Я молча достала с полки стакан, и в него тут же были вытряхнуты остатки из бутылки.
– Ну, давайте, девки. Щоб у наших ворогів в горлі пір’я поросло! Пущай они сами рыдают от своей глупости, а мы не будем. А вообще обидно, да. В гости ездили, вроде как вполне себе братские народы – а тут такой облом. И кому оно все мешало? Что, из-за какого-то там говенного Таможенного союза с нами вот так? Фашистами объявить, херню всякую нести… Пардон за грубые слова. Я вам вот что скажу: союзы – они заключаются на небесах. А всякая грязная политика тут не мешайся! И что теперь? Это ж на сколько поколений вперед нас рассорили? И главное – врут-то как! Невозможно смотреть и слушать всю эту ересь. Я своим говорю: приезжайте, сами убедитесь – нет у нас никаких фашистов. Не хотят! Боятся они нас, что ли? Да ну, хватит плакать, сколько можно! Я тебе скажу по секрету – меня вчера в «Одноклассниках» мой одноклассник, с котором я на выпускном целовалась, сукой продажной назвал. Прям в комментах, прилюдно, да! Тоже обидно было… Я все терпела: и когда он «Крым наш! Крым наш!» орал, и говорил, что нет такого государства – Украина, а мы все из Москвы вышли, и пупкинские портреты вывешивал, и укропами нас называл – а когда я только одной ссылкой поделилась – и той из Википедии! – что Киев, он ихней Москвы в два раза старше, так что непонятно, кто откуда вышел и зачем, вот тут у него и взыграло. Вот такие сказочки, малята… Давай, Ритуль… выпей красненького за наш Киев! Когда он уже вовсю стоял, в ихнем московском болоте еще жабы квакали и мамонты ходили! Черт, вино кончилось! Анют, слетай живой мухой на уголок, а? Возьми еще бутылочку.
– Знаю секрет! – объявила я и жестом фокусника извлекла из дальнего угла пенала початую бутылку вермута «Букет Молдавии».
– Годится! – одобрила соседка. – Вот что значит кончила институт с красным дипломом! Отличное успокоительное… наливай! Ну чё, Ритуль… полегче тебе, а?

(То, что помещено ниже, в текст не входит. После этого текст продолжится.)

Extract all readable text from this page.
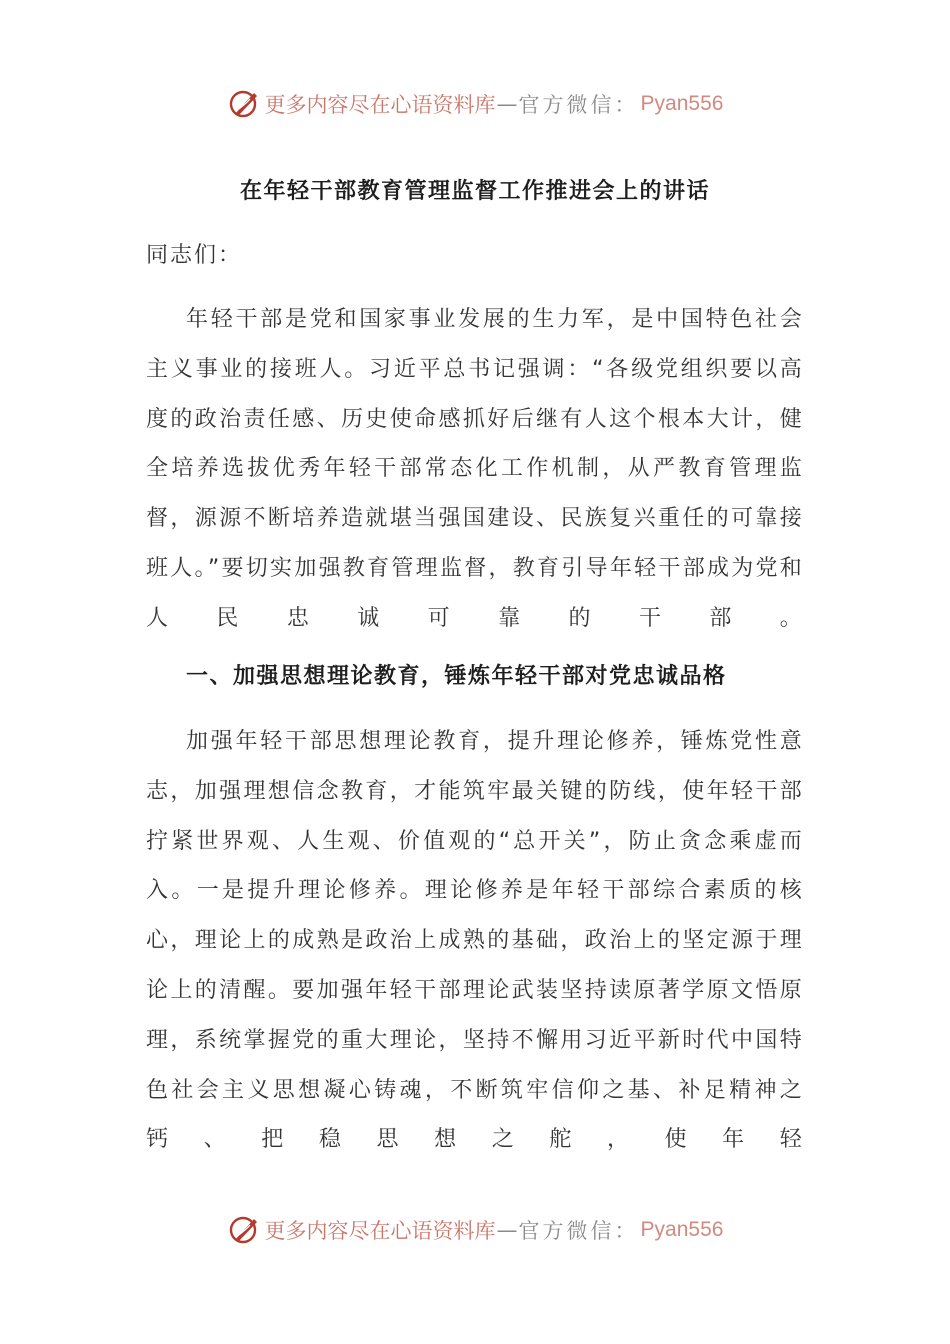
更多内容尽在心语资料库 — 官方微信： Pyan556
在年轻干部教育管理监督工作推进会上的讲话
同志们：

年轻干部是党和国家事业发展的生力军，是中国特色社会主义事业的接班人。习近平总书记强调：“各级党组织要以高度的政治责任感、历史使命感抓好后继有人这个根本大计，健全培养选拔优秀年轻干部常态化工作机制，从严教育管理监督，源源不断培养造就堪当强国建设、民族复兴重任的可靠接班人。”要切实加强教育管理监督，教育引导年轻干部成为党和人民忠诚可靠的干部。

一、加强思想理论教育，锤炼年轻干部对党忠诚品格

加强年轻干部思想理论教育，提升理论修养，锤炼党性意志，加强理想信念教育，才能筑牢最关键的防线，使年轻干部拧紧世界观、人生观、价值观的“总开关”，防止贪念乘虚而入。一是提升理论修养。理论修养是年轻干部综合素质的核心，理论上的成熟是政治上成熟的基础，政治上的坚定源于理论上的清醒。要加强年轻干部理论武装坚持读原著学原文悟原理，系统掌握党的重大理论，坚持不懈用习近平新时代中国特色社会主义思想凝心铸魂，不断筑牢信仰之基、补足精神之钙、把稳思想之舵，使年轻

更多内容尽在心语资料库 — 官方微信： Pyan556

Однако районный терапевт Маргарита Мурза успокоилась лишь на минуту. Она отпила глоток вермута, а затем, не закусывая – поскольку закуски предложено не было, – набрала полную грудь воздуха и продолжила свое, наболевшее:
– Тридцать лет и три года! С самого первого класса! И теперь она меня… меня!! Мы ж вместе все! Все! И правильнописание зубрили! И мыло варили! И даже детей рожа-а-а-али…
Действительно, мы с сыном той самой ренегатки, маминой закадычной, неповторимой и единственной подруги, вышедшей замуж и уехавшей по этому поводу в славный город на Неве, родились в один день. Правда, я на три года позже – но факт остается фактом – действительно, родились в один день. Пресловутое же мыловарение, воняющее на весь дом, скорее можно было причислить к факторам отрицательным. Сомнительный результат этого процесса – мерзкого вида и запаха «натуральный продукт» валяется у нас везде – кроме ванной. Потому что хоть продукт этот и натуральный, но в мамином исполнении почему-то совершенно не мылится.